The changes to OSHA’s current standard will finally align the United States with The United Nation’s Globally Harmonized System of Classification and Labeling of Chemicals, or GHS. The focus given to correct labeling and handling of chemical hazards in the workplace, as well as the improvement of safety training for workers. The important thing is to educate workers on these chemical hazards and introduce them to a new, 16-section safety data sheets, or SDSs, which will replace OSHA’s existing material safety data sheets, or MSDSs.

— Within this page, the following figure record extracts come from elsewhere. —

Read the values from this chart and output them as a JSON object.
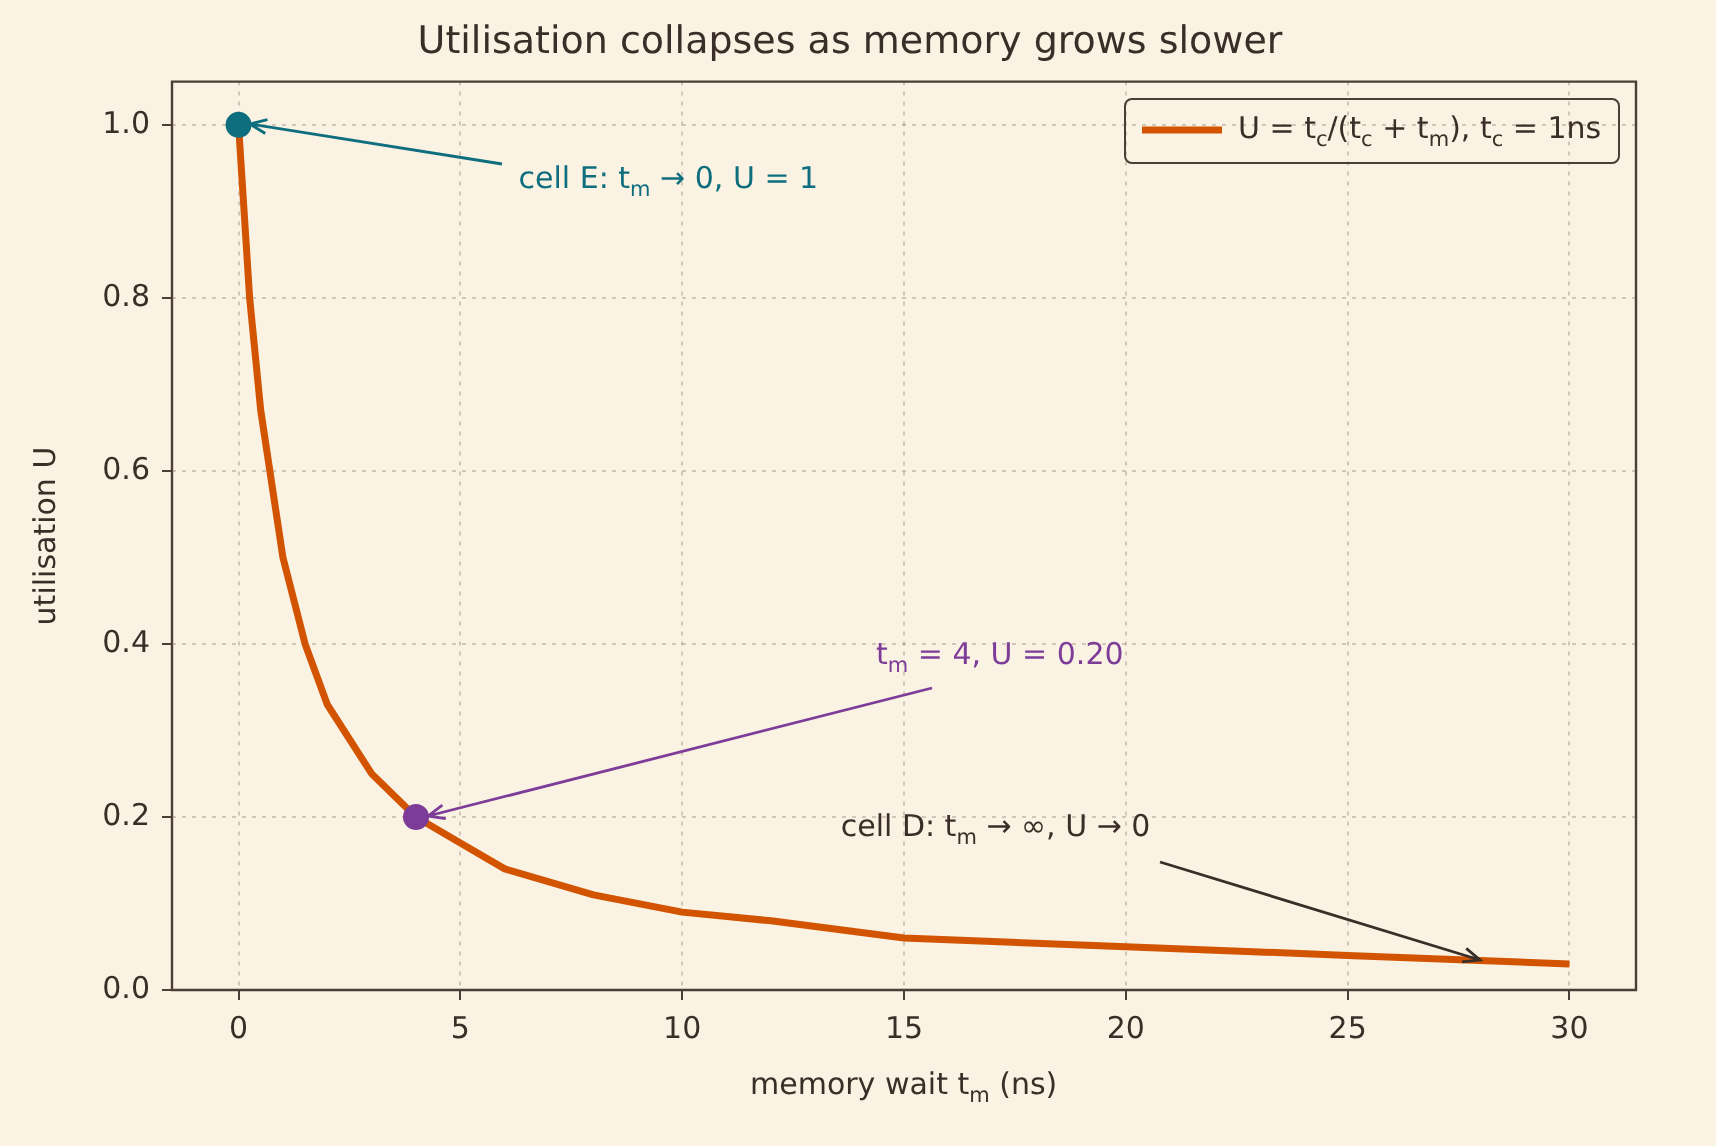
{
  "chart_data": {
    "type": "line",
    "title": "Utilisation collapses as memory grows slower",
    "xlabel": "memory wait t$_{m}$  (ns)",
    "ylabel": "utilisation  U",
    "series": [
      {
        "type": "line",
        "name": "U = t$_{c}$/(t$_{c}$ + t$_{m}$), t$_{c}$ = 1ns",
        "color": "#d35400",
        "x": [
          0,
          0.25,
          0.5,
          1,
          1.5,
          2,
          3,
          4,
          5,
          6,
          8,
          10,
          12,
          15,
          20,
          25,
          30
        ],
        "values": [
          1,
          0.8,
          0.67,
          0.5,
          0.4,
          0.33,
          0.25,
          0.2,
          0.17,
          0.14,
          0.11,
          0.09,
          0.08,
          0.06,
          0.05,
          0.04,
          0.03
        ]
      },
      {
        "type": "scatter",
        "color": "#0e6e7e",
        "marker": "circle",
        "x": [
          0
        ],
        "values": [
          1
        ]
      },
      {
        "type": "scatter",
        "color": "#7d3c98",
        "marker": "circle",
        "x": [
          4
        ],
        "values": [
          0.2
        ]
      }
    ],
    "annotations": [
      {
        "text": "cell E: t$_{m}$ → 0, U = 1",
        "x": 0,
        "y": 1
      },
      {
        "text": "t$_{m}$ = 4, U = 0.20",
        "x": 4,
        "y": 0.2
      },
      {
        "text": "cell D: t$_{m}$ → ∞, U → 0",
        "x": 28,
        "y": 0.035
      }
    ],
    "xlim": [
      -1.5,
      31.5
    ],
    "ylim": [
      0,
      1.05
    ],
    "xticks": [
      0,
      5,
      10,
      15,
      20,
      25,
      30
    ],
    "yticks": [
      {
        "value": 0,
        "label": "0.0"
      },
      0.2,
      0.4,
      0.6,
      0.8,
      {
        "value": 1,
        "label": "1.0"
      }
    ],
    "grid": true,
    "line_style": "solid"
  }
}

Since these changes will affect so many, OSHA has laid out a 4-year transition period for compliance with these new GHS requirements in the hazard communication, or HazCom, rule. Within the first year, employees should be trained in how to read and interpret chemical labels and SDSs, but it does not matter whether they are complying with pre-GHS or revised HazCom standards. By June of 2015, OSHA will require that all chemical manufacturers, importers, and distributors are complying with the GHS rule, including the classification of chemical hazards and the preparation of new labels and SDSs. All other employers that use, handle, and/or store such chemicals should follow by December of that year. And by 2016, all employers must update their labeling system and hazard communication program and train employees according to the new GHS standard.

So, even though the new GHS standards bring with them some serious changes for employees and their employers, there is a fair phase-in period to help with the adjustment. And hopefully, after the new labels and sheets and training are used, there is less confusion and incidents when it comes to the handling, storage, and manufacturing of hazardous chemicals.